To see the roots of q over QQbar we can do
q.roots(QQbar)
and we same the same intervals as in the output of factor(q).
If we want a more accurate symbolic-numeric factorization, for example with 200 bits of precision, then we first define a new complex interval field before computing the roots in that new defined field, as done by the code below.
C = ComplexIntervalField(prec=200)
q.roots(C)
Grabbing the output of q.roots(C) defines then the factors
in a symbolic-numeric factorization. Computing the product shows
the backward error of this computation, that is: the polynomial
near to q for which q.roots(C) are the exact roots.
Constrained Optimization¶
The method of Lagrange multipliers allows to solve a constrained optimization problem.
var('x,y,z')
target = x^2 + 2*x*y*z - z^2
constraint = x^2 + y^2 + z^2 - 1 == 0
print('optimize', target, 'subject to', constraint)
and we get the printed message
optimize 2*x*y*z + x^2 - z^2 subject to x^2 + y^2 + z^2 - 1 == 0.
To apply the method of Lagrange multipliers, we need to compute the gradients.
For this, we convert the expressions into functions.
Observe that the constraint was given as an equation,
so we must select the left hand side of the equation
when we convert the expression to a function.
If we want that the target evaluates at 2, then we see there is no solution, see Fig. 30 made with the commands below.
tplot = implicit_plot3d(target-2, (x,-2,2), (y,-2,2), (z,-2,2), color='red')
cplot = implicit_plot3d(constraint.lhs(), (x,-2,2), (y,-2,2), (z,-2,2))
(tplot+cplot).show()
Fig. 30 The blue sphere (constraint) does not touch the red sheets (target at 2).¶
If we want solutions, then the contraint and target must touch, which is the case when the value of the target equals one. Let us make the plot, see Fig. 31.
tplot = implicit_plot3d(target-1, (x,-2,2), (y,-2,2), (z,-2,2), color='red')
cplot = implicit_plot3d(constraint.lhs(), (x,-2,2), (y,-2,2), (z,-2,2))
(tplot+cplot).show()
Fig. 31 The blue sphere (constraint) touches the red sheets (target at 1).¶
ft(x,y,z) = target
fc(x,y,z) = constraint.lhs()
print('target as function :', ft)
print('constraint as function :', fc)
gt = ft.diff()
gc = fc.diff()
print('gradient of target :', gt)
print('gradient of constraint :', gc)
and the results are
target as function : (x, y, z) |--> 2*x*y*z + x^2 - z^2
constraint as function : (x, y, z) |--> x^2 + y^2 + z^2 - 1
gradient of target : (x, y, z) |--> (2*y*z + 2*x, 2*x*z, 2*x*y - 2*z)
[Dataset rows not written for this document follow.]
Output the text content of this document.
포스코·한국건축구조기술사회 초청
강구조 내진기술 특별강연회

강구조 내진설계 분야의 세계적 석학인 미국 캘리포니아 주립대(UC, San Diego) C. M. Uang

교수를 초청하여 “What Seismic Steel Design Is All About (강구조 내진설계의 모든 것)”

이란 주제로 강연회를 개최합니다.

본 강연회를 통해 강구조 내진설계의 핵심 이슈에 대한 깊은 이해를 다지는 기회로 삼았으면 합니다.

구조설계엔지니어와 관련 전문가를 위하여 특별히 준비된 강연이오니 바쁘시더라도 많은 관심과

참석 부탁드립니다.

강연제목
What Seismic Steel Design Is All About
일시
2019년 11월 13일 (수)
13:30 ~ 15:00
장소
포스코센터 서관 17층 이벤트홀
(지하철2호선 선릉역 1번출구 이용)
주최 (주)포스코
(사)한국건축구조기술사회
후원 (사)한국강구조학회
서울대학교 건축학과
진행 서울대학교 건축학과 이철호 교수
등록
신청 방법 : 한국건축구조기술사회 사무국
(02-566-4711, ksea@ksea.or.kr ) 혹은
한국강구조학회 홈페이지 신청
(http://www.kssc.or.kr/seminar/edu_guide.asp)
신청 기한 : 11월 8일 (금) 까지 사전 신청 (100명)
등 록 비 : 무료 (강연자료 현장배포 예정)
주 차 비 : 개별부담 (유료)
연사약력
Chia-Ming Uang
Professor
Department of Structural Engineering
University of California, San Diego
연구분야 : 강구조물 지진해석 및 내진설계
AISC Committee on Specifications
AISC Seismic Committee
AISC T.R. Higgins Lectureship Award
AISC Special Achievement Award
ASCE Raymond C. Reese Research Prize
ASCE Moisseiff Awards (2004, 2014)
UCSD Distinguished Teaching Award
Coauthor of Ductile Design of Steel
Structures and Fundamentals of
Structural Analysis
gradient of constraint : (x, y, z) |--> (2*x, 2*y, 2*z)
Now we set up the system.
w = var('w')
eqs = [gt(x,y,z)[k] - w*gc(x,y,z)[k] == 0 for k in range(3)]
eqs.append(constraint)
eqs
The polynomial system we obtain is thus
[-2*w*x + 2*y*z + 2*x == 0, -2*w*y + 2*x*z == 0,
2*x*y - 2*w*z - 2*z == 0, x^2 + y^2 + z^2 - 1 == 0]
and then we just do solve…
sols = solve(eqs,[x,y,z,w])
print(sols)
print('found', len(sols), 'solutions')
to see that we found the candidate optimal solutions.
Assignments¶
Do
x = RIF(-1, +1); print 1/x. Interpret the result.Compare the evaluation of \(p = x^2 - 4x\) and \(q = x (x-4)\) at the interval [1, 4]. Which form of the expression, \(p\) or \(q\) leads to the most accurate result? Justify your answer.
Find those points on the surface \(x^2 - x y + y^2 - z^2 = 1\) closest to the origin. Set up the system with Lagrange multipliers and solve.
Consider the surface defined by \(g(x,y) = x^2 + 3 x y + 2 y^2 + 7 x = 0\). Find those points \((x,y)\) that satisfy \(g(x,y) = 0\) and that are closest to the origin.
Define this problem as a polynomial system.
Bring this system in triangular form. How many solutions can this system have? Justify your answer.
Find all real solutions.
Consider the function \(f(x) = 1 - 10 x + 0.01 e^x\). Use interval arithmetic to show that \(f(x) = 0\) has a solution in the interval \([9, 10]\).
Compute a symbolic-numeric factorization of \(p = x^4 + 3 x^3 + 2 x^2 + x + 9\) with 20 bits of precision. Use the brackets style to display the roots. What is backward error?